O debate a ser travado pela esquerda, em todas as esferas, é o do sistema, não o das pessoas. O que está em jogo, como vemos muito claramente no episódio Geddel, é a lógica que atravessa e sustenta a política nacional como um todo: não há separação entre público e privado, não há mais relação institucional minimamente estável entre as expectativas da população e a atuação de 90% dos políticos, gestores e partidos nacionais.

O objetivo - e a satisfação - com a prisões ou com a derrocada desse ou daquele nome são a falsa pauta do MBL e dos setores que, travestidos de modernidade, retomam o que há de mais atrasado no Brasil. Foi assim que operaram em prol do impeachment. Não podemos jogar o mesmo jogo porque nele jamais venceremos.

Avalio - e sei que atrairei críticas ao afirmá-lo - que o governo Cabral foi infinitamente superior ao de Garotinho. Há, certamente, muito a se questionar em termos de gestão (não entro aqui em outras searas), mas houve, em várias esferas, planejamento e busca pelo setor produtivo. Houve, em aliança com o PT, avanço em políticas públicas.

As UPAs eram demanda antiga da classe médica e são fundamentais. O secretário Beltrame, em que possam pesar diversos erros graves na maneira de ver a favela e seus moradores, foi uma escolha técnica e uma figura sempre aberta ao contraditório. Novamente, na análise de seus principais opositores - o PSOL -, era um avanço em relação à época de gestões milicianas.

Isso posto, mesmo o governo Garotinho teve aspectos a serem pensados. Afirmou-se, em 1998, como a esperança justamente da parcela mais pobre e do interior, vencendo um candidato que, à época, representava as elites políticas e o capital - César Maia. É ainda no governo Garotinho que começa a busca pela reindustrialização do Estado, com a atração de novos investimentos produtivos.

Não se trata aqui, por óbvio, de defendê-los das responsabilidades que venham a ser imputadas por uma Justiça - quero crer - isenta e republicana, que tenha como objetivo fazer valer a lei e não se tornar um agente político. Trata-se, pelo contrário, de não perder de vista que o grande dever do campo progressista é pensar o País e, no caso de quem, como eu, vive por aqui, o estado do Rio de Janeiro.

A ideia de que somos dominados por monstros abomináveis e o frenesi com a suposta punição dos mesmos alimenta a negação da política e a extrema direita. À esquerda, cabe pensar o dia seguinte.

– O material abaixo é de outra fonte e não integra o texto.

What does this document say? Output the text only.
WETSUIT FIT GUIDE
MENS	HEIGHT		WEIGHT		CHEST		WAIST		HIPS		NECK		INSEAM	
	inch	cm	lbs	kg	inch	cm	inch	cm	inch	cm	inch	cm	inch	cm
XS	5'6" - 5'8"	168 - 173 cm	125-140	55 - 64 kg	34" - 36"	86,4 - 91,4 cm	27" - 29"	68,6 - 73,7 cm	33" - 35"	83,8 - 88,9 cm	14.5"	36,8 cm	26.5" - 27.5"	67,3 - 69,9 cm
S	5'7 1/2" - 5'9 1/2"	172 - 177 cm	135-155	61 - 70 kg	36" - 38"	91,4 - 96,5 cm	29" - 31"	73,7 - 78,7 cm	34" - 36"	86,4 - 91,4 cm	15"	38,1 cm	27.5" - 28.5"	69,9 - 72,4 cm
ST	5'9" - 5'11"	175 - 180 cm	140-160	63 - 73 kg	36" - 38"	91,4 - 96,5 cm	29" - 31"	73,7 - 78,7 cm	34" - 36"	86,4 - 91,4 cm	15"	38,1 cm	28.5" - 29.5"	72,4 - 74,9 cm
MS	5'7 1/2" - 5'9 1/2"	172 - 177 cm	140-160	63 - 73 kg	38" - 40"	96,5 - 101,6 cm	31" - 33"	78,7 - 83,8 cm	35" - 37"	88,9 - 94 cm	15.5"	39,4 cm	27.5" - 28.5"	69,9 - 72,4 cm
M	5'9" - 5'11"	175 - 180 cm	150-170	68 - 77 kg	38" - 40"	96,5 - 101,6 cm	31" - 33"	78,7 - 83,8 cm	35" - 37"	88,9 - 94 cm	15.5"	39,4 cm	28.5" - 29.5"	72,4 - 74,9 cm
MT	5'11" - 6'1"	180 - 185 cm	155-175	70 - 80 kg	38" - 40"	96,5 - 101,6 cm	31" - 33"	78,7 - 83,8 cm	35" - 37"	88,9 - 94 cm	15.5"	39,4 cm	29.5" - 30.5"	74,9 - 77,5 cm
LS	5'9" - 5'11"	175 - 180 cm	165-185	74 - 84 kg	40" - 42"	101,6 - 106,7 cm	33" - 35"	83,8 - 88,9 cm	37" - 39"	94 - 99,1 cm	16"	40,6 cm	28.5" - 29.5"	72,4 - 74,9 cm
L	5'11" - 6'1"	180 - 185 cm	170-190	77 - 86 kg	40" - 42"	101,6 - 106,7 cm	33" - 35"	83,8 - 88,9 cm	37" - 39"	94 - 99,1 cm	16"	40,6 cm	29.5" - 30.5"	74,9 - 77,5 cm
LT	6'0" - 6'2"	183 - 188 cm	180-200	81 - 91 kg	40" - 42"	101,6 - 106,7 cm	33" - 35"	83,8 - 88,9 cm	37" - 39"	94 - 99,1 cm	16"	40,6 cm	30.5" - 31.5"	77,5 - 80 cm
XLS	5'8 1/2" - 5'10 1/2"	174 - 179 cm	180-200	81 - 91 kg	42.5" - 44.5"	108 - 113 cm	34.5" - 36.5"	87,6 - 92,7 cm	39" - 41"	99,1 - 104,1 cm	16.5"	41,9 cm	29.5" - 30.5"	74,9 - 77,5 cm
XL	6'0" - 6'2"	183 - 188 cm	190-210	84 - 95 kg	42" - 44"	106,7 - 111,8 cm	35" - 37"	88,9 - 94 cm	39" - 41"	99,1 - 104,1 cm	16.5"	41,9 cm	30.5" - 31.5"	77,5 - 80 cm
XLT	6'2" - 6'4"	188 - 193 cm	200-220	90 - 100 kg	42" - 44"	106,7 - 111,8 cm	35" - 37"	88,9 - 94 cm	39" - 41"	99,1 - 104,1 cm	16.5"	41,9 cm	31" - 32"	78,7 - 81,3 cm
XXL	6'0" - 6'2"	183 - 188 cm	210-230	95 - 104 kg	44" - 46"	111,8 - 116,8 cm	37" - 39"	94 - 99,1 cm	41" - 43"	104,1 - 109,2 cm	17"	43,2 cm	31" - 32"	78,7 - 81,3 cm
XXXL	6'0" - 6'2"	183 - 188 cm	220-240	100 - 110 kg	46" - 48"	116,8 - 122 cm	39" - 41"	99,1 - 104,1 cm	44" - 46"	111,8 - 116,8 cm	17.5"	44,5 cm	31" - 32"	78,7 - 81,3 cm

O que virá após o fim da Lava Jato? Que propostas tomarão à frente? Que políticas públicas podem garantir que o país avance com justiça social?

Como sair da crise no Rio de Janeiro sem por a conta nos que recebem menos? Como unir a imprescindível valorização dos professores com o necessário salto de qualidade no ensino médio?

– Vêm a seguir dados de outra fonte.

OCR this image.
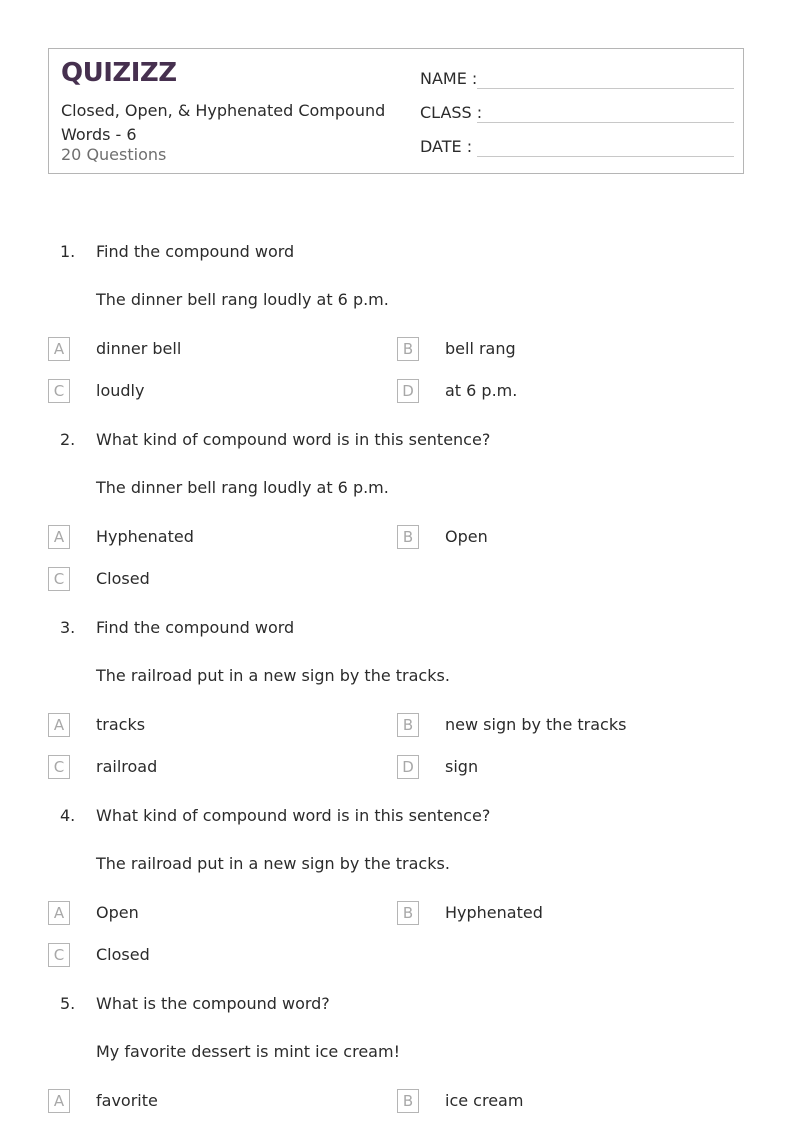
QUIZIZZ
Closed, Open, & Hyphenated Compound Words - 6
20 Questions
NAME :
CLASS :
DATE :
1. Find the compound word
The dinner bell rang loudly at 6 p.m.
A	dinner bell	B	bell rang
C	loudly	D	at 6 p.m.
2. What kind of compound word is in this sentence?
The dinner bell rang loudly at 6 p.m.
A	Hyphenated	B	Open
C	Closed
3. Find the compound word
The railroad put in a new sign by the tracks.
A	tracks	B	new sign by the tracks
C	railroad	D	sign
4. What kind of compound word is in this sentence?
The railroad put in a new sign by the tracks.
A	Open	B	Hyphenated
C	Closed
5. What is the compound word?
My favorite dessert is mint ice cream!
A	favorite	B	ice cream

Como pensar o desenvolvimento sem à lúdica adoração à privatização demonstrada pelo governo Temer, mas, também, sem cair na esparrela autoritária - na qual o PT caiu - de que todo o poder emana do Estado?

Hoje, há uma curiosa aliança entre os que temem de morte a Lava Jato e os que a usaram para defender seus emergentes interesses políticos. Poderia-se até afirmar que velho e novo se unem, mas, na verdade, são ambos velhos em ideias, com diferenças, apenas, de idade.

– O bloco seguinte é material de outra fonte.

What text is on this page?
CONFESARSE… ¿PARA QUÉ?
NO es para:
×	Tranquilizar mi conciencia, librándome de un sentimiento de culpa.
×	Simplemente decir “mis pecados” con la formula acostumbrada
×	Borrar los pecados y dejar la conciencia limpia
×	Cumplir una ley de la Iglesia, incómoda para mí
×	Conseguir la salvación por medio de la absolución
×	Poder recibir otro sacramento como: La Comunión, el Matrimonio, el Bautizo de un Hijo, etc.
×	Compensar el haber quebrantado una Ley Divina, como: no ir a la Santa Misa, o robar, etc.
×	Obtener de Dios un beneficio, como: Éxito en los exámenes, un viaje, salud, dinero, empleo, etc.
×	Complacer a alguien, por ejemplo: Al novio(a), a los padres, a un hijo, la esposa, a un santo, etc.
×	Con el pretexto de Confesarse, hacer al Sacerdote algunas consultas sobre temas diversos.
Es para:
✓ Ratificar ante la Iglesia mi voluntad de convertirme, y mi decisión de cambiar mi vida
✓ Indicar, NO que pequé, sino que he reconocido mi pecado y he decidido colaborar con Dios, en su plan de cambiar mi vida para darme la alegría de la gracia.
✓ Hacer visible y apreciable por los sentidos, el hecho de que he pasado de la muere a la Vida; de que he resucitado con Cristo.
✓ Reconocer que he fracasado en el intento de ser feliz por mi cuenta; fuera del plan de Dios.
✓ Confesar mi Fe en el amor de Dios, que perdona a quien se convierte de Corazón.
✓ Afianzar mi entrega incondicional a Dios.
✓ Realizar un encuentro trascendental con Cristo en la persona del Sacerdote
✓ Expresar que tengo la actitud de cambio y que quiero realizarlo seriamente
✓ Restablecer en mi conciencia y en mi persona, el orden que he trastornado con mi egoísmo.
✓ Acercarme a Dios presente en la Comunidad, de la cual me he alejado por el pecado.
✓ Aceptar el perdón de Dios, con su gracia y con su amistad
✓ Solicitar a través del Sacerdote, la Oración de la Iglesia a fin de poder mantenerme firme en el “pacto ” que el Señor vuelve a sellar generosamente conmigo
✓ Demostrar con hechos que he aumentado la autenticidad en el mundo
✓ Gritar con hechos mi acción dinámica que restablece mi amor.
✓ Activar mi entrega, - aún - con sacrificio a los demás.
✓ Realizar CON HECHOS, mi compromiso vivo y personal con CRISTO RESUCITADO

O enfrentamento dessa aliança se dá falando para o povo e não entre nós. Se dá condenando a corrupção, mas como ponto de partida e não de chegada.

Quando vemos a Câmara de Deputados quase inteira, referendada por seu presidente, Rodrigo Maia, defender, na mesma semana, que tráfico de influência referente a um caso envolvendo dezenas de milhões de reais é uma bobagem e que anistia a caixa dois é uma boa para o País, compreendemos a profundidade do buraco em que estamos.

Não foram um ou dois, nem dez ou vinte deputados, defendendo o indefensável na calada da noite. Foi a maioria, defendendo um crime, à luz do dia, em entrevista coletiva.

É o sistema que está podre e é no sistema que devemos mirar. Com ideias, com propostas, com diálogo junto à população. É preciso ouvir antes de falar. É preciso sair da bolha.